You could spend the whole day decided that each thing you look at isn’t what you want. You would get hungrier and hungrier. You could reject and reject and reject until you are so wiped out that you don’t really have any idea of what you want. Your heart’s desire could land in your lap, and, just from habit, you would say, “I don’t want that.”
Well, we kind of do that. A lot. I don’t know what kind of job I want. I don’t know what kind of house I want. I don’t know what sort of changes I want to make in my relationship, my feelings, my habits, my attitudes, my beliefs. By not knowing what we want, we feel like we are always pushing life away, even if we don’t know that’s the icky feeling we have.

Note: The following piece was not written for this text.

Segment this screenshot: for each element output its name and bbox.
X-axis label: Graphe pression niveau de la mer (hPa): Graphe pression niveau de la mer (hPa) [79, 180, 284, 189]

We are practicing something all the time, the same way we are all committed to something. The question is, what are we practicing? To what am I committed? Am I practicing “don’t want this?” Am I committed to living a life that is hard and painful? Am I practicing uplifting or feeling down?
What do you want?
I used to think that I didn’t know. And my teacher would say over and over and over, “You do know.”

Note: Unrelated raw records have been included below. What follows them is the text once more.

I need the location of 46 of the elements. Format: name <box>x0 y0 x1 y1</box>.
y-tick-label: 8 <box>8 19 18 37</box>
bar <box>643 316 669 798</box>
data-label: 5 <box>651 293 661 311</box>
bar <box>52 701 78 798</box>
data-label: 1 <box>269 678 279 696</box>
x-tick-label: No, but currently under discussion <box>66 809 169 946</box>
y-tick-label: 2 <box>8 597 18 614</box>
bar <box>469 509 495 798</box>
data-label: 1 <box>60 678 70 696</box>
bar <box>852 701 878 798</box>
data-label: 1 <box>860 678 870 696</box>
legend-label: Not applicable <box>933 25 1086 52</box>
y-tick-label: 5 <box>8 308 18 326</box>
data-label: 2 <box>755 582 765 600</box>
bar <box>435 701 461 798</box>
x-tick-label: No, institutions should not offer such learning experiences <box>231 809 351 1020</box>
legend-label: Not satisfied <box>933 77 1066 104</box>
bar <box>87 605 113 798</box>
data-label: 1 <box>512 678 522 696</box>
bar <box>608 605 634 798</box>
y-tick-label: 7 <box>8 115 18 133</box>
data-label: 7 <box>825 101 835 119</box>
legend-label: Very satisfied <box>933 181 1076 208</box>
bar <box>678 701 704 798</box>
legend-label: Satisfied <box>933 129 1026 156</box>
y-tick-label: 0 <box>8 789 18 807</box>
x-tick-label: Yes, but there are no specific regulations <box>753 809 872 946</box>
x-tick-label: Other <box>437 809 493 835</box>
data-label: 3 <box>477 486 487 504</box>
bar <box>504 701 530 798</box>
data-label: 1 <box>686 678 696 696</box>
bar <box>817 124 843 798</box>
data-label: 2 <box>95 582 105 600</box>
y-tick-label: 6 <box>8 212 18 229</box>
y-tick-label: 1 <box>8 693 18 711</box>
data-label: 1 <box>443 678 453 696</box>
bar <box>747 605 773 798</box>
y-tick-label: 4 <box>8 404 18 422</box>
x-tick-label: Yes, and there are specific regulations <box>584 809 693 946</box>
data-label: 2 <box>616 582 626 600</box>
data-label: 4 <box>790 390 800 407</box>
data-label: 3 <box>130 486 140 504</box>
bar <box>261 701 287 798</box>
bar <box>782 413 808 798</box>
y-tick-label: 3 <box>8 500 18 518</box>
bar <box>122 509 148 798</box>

Turned out that she was right. Sometimes, I didn’t want to know because I was scared about having to change something to get what I wanted. Sometimes I didn’t go for it because I thought I might fail. I had all sorts of ideas about how not to get what I wanted.
And so, I started to practice thinking about what I did want. It meant going inside, and getting to know me. It meant peeking into emotional closets, and going down into my emotional basement. It meant cleaning out a lot of emotional junk; old traumas, left-over crises, old hurts and betrayals. That took some effort. But oh, my, is it nice to have cleared all that out. Oh, my, does it make room for nice stuff.
I need to make a few minutes on a regular basis to consider what I do want. Thinking about what I do want helps me find it. I think about what I do want when I go to the grocery store. I find that when I have decided, I don’t do much impulse buying. I think about what I do want for clothes, and hardly ever end up with something that sits in the closet unworn.
By taking the time to respect my true wishes, I am respecting me. I am cutting out a lot of fiddling around, wasting time, and money, and energy, and I end up feeling like my life is full of really nice stuff, activities, events, and people.
How have I changed from pretending I don’t know to acting on my heart’s desires?